JAN HANLO

1969-1912

WIJ KOMEN TER WERELD

Illustraties MMVI © Lyckle Aardema

Wij komen ter wereld, met rouw, uit de graven; met rouw, die gepast is, omdat wij nog dood zijn.
Ons lichaam ontstond uit de grond en uit planten, om eens te bereiken een veilige haven.

Een veilige haven: de schoot ener moeder, waar 't woelig verleden, geleidlijk en langzaam, eindlijk tot rust komt; ik dwaal in mijn vader.
In scheidende stromen voltrekt zich het leven.

Maar keren wij terug tot de plechtige rouwstoet:

De lijkwagen voert, met spannende riemen, de paarden, rustig, tot vlak voor het sterfhuis.

De vrienden verspreiden zich, achterwaarts lopend.

Het sterfhuis? neen - laat het lééfhuis zijn naam zijn,

want, zij het met smarten, de dode ontwaakt hier; geneest van zijn kwalen en vindt er zijn krachten, aanvaardt er in ernst en in wijsheid de toekomst.

De daaglijkse taken, zij eisen hun deel op: het breken van bruggen, het slopen der steden, het maken van levende dieren, van vruchten, en 't werk van penselen en blankmakend schrijfstift.

Verkwikkend is veelal de arbeid, en sterkend.
Tóch nuttig, zoals het opvullen van mijnen: het plaatsen van kolen en stinkende olie waar ze behoren, diep in de aarde.
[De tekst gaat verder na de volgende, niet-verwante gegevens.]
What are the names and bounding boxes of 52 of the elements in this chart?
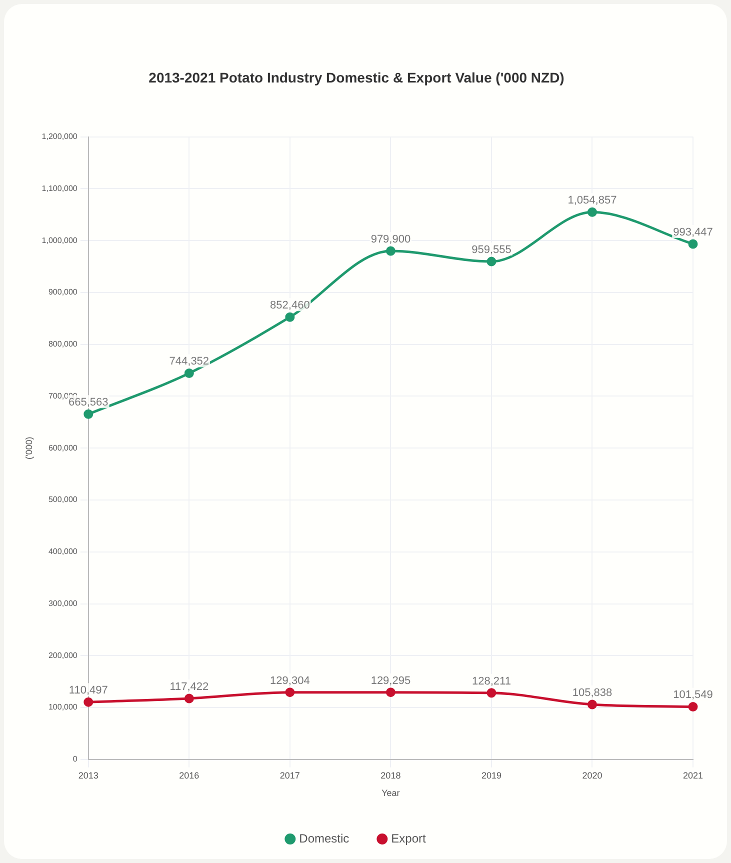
data-label: 744,352 — [169, 356, 210, 368]
data-label: 979,900 — [370, 234, 411, 246]
x-tick-label: 2017 — [280, 770, 300, 780]
data-label: 129,304 — [270, 674, 310, 687]
point — [688, 239, 698, 249]
x-axis-title: Year — [382, 788, 400, 798]
y-tick-label: 200,000 — [48, 650, 78, 660]
point — [285, 312, 295, 322]
legend-label: Domestic — [299, 831, 350, 846]
y-tick-label: 500,000 — [48, 495, 78, 504]
legend-label: Export — [391, 831, 427, 846]
x-tick-label: 2021 — [682, 770, 704, 780]
point — [587, 700, 597, 710]
point — [184, 694, 194, 704]
point — [486, 688, 496, 698]
data-label: 117,422 — [170, 681, 209, 694]
point — [184, 368, 194, 378]
y-tick-label: 100,000 — [48, 702, 78, 712]
data-label: 105,838 — [572, 687, 612, 700]
y-tick-label: 1,100,000 — [42, 184, 78, 193]
y-tick-label: 0 — [72, 754, 78, 764]
y-tick-label: 600,000 — [48, 443, 78, 452]
data-label: 101,549 — [673, 689, 713, 702]
point — [386, 246, 396, 256]
point — [688, 702, 698, 712]
point — [84, 697, 94, 707]
x-tick-label: 2013 — [78, 770, 98, 780]
data-label: 852,460 — [270, 300, 310, 312]
point — [587, 207, 597, 217]
y-tick-label: 300,000 — [48, 598, 78, 608]
data-label: 959,555 — [472, 244, 512, 256]
y-tick-label: 1,000,000 — [42, 236, 78, 245]
chart-title: 2013-2021 Potato Industry Domestic & Export Value ('000 NZD) — [148, 69, 564, 86]
data-label: 110,497 — [68, 684, 108, 697]
data-label: 1,054,857 — [568, 194, 617, 207]
data-label: 128,211 — [472, 675, 511, 688]
point — [386, 688, 396, 698]
point — [486, 256, 496, 266]
x-tick-label: 2016 — [179, 770, 200, 780]
y-tick-label: 1,200,000 — [42, 132, 78, 142]
point — [285, 688, 295, 698]
y-tick-label: 400,000 — [48, 547, 78, 556]
y-tick-label: 900,000 — [48, 288, 78, 297]
x-tick-label: 2019 — [481, 770, 502, 780]
data-label: 993,447 — [673, 226, 713, 238]
data-label: 129,295 — [370, 674, 411, 687]
x-tick-label: 2018 — [380, 770, 401, 780]
y-axis-title: ('000) — [24, 436, 34, 460]
x-tick-label: 2020 — [582, 770, 602, 780]
y-tick-label: 800,000 — [48, 340, 78, 349]
point — [84, 409, 94, 419]
data-label: 665,563 — [68, 396, 108, 409]
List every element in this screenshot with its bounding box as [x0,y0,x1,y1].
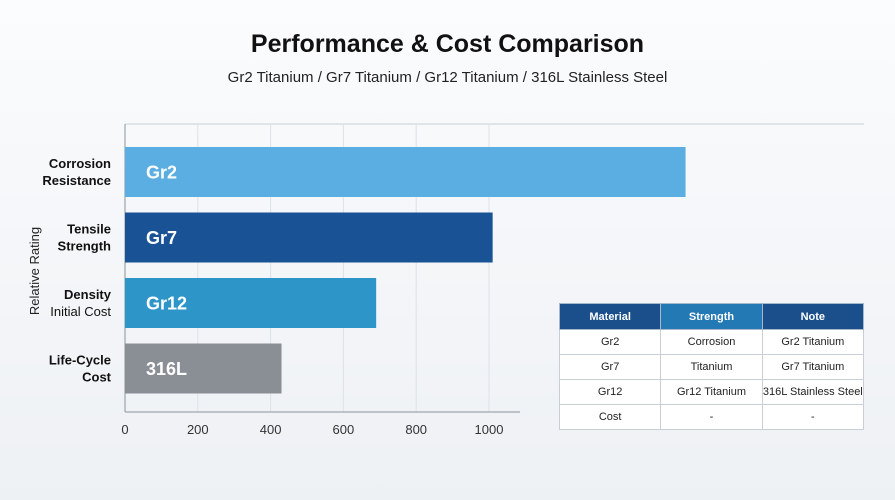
table-header-strength: Strength [660,303,763,330]
category-label-line2: Initial Cost [50,304,111,319]
table-row: Gr12 Gr12 Titanium 316L Stainless Steel [558,379,865,405]
x-tick-label-200: 200 [187,422,209,437]
table-row: Cost - - [558,404,865,430]
table-cell: Titanium [660,354,763,380]
table-cell: - [660,404,763,430]
table-row: Gr7 Titanium Gr7 Titanium [558,354,865,380]
table-cell: Cost [558,404,662,430]
table-cell: Gr2 Titanium [761,329,865,355]
category-label-line2: Cost [82,370,112,385]
x-tick-label-400: 400 [260,422,282,437]
bar-label-gr12: Gr12 [146,294,187,314]
table-row: Gr2 Corrosion Gr2 Titanium [558,329,865,355]
table-header-note: Note [761,303,865,330]
x-tick-label-800: 800 [405,422,427,437]
chart-title: Performance & Cost Comparison [250,30,645,58]
table-cell: Gr7 Titanium [761,354,865,380]
table-cell: Gr12 [558,379,662,405]
bar-gr7 [125,212,493,263]
x-tick-label-0: 0 [121,422,128,437]
table-cell: Gr7 [558,354,662,380]
bar-label-gr7: Gr7 [146,228,177,248]
category-label-line2: Resistance [42,173,111,188]
table-header-material: Material [558,303,662,330]
bar-316l [125,343,282,394]
category-label-line1: Life-Cycle [49,353,111,368]
chart-subtitle: Gr2 Titanium / Gr7 Titanium / Gr12 Titan… [227,69,668,86]
data-table: Material Strength Note Gr2 Corrosion Gr2… [558,303,865,430]
table-cell: 316L Stainless Steel [761,379,865,405]
table-cell: Corrosion [660,329,763,355]
category-label-line2: Strength [58,239,112,254]
bar-label-316l: 316L [146,359,187,379]
table-cell: Gr2 [558,329,662,355]
table-header-row: Material Strength Note [558,303,865,330]
category-label-line1: Corrosion [49,156,111,171]
table-cell: - [761,404,865,430]
category-label-line1: Tensile [67,222,111,237]
bar-gr2 [125,147,686,197]
y-axis-label: Relative Rating [27,227,42,315]
bar-gr12 [125,278,377,328]
x-tick-label-600: 600 [333,422,355,437]
category-label-line1: Density [64,287,112,302]
table-cell: Gr12 Titanium [660,379,763,405]
bar-label-gr2: Gr2 [146,163,177,183]
x-tick-label-1000: 1000 [475,422,504,437]
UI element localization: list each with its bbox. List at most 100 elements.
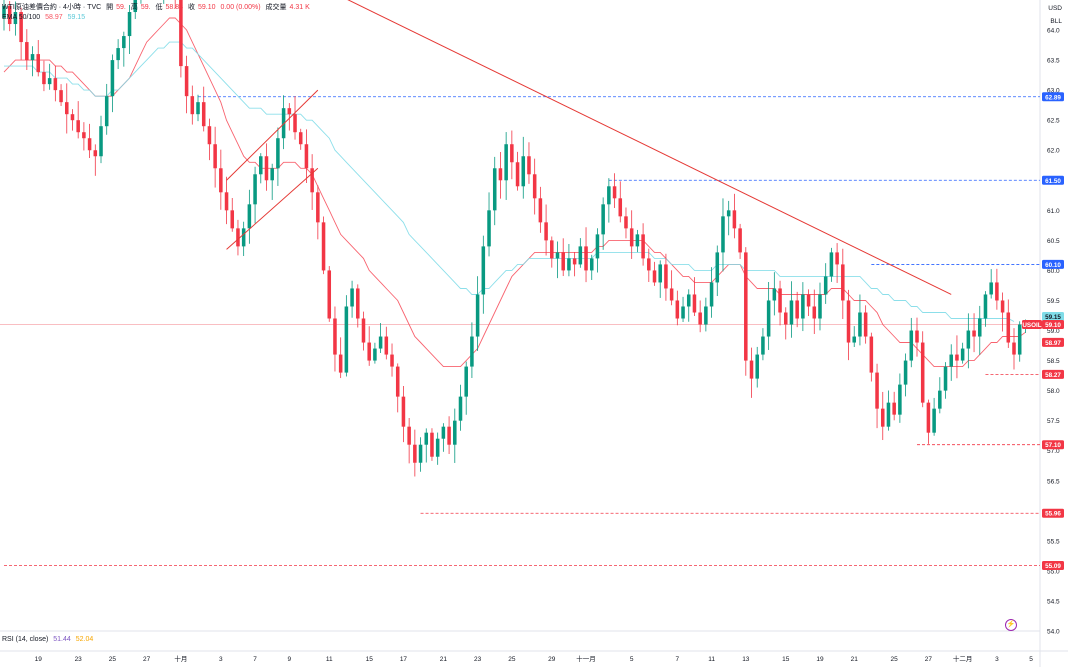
candle-body[interactable] [253, 174, 257, 205]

Maar 't édelste streven maakt moe en maakt hongrig.

En wat zou er edeler zijn dan het scheppen van schone gewassen, uit vormloze stoffen, van runderen, reeën en kleurige hoenders, van vogels en honderden soorten van vissen, en honderden soorten van planten en wezens, die dan op hún beurt de natuur weer verrijken: de stamloze wortels en stompen van halmen.

Gezeten aan tafel, met helder wit linnen, baart onze mond, met stijgend genoegen, vruchten, radijzen volmaakt reeds van vormen; maar soms moet het koelende vuur nog van dienst zijn.

De helende kogel, gezocht door geweren, het trekkende mes, dat wel nimmer gefaald heeft, verbindt lijf en leven; geen wetenschap is er die ooit dit geheim een verklaring kon bieden.

Zo vullen de jaren zich met veel voortreflijks, - en ook met veel lelijks, ik laat dit nu rusten.

Gaandeweg worden wij steeds meer harmonisch, wanneer wij bereiken de tijd die men jeugd noemt.

De tijd van de jeugd, de tijd van de schoonheid. Heldere stemmen, die openlijk roepen. Blauwe ogen, of donkere ogen. De tijd van de jeugd, wie zal haar beschrijven.

Voor 't leren vergéten, zorgen de scholen.

Zij brengen de blanke, rustige, plaatsen in onze gedachten, zij leren ons lachen, en eenzame spelen, eenvoudig bedreven.

Wij worden steeds kleiner,


 

wij varen henen. Achter ons blijft een verlaten vlakte.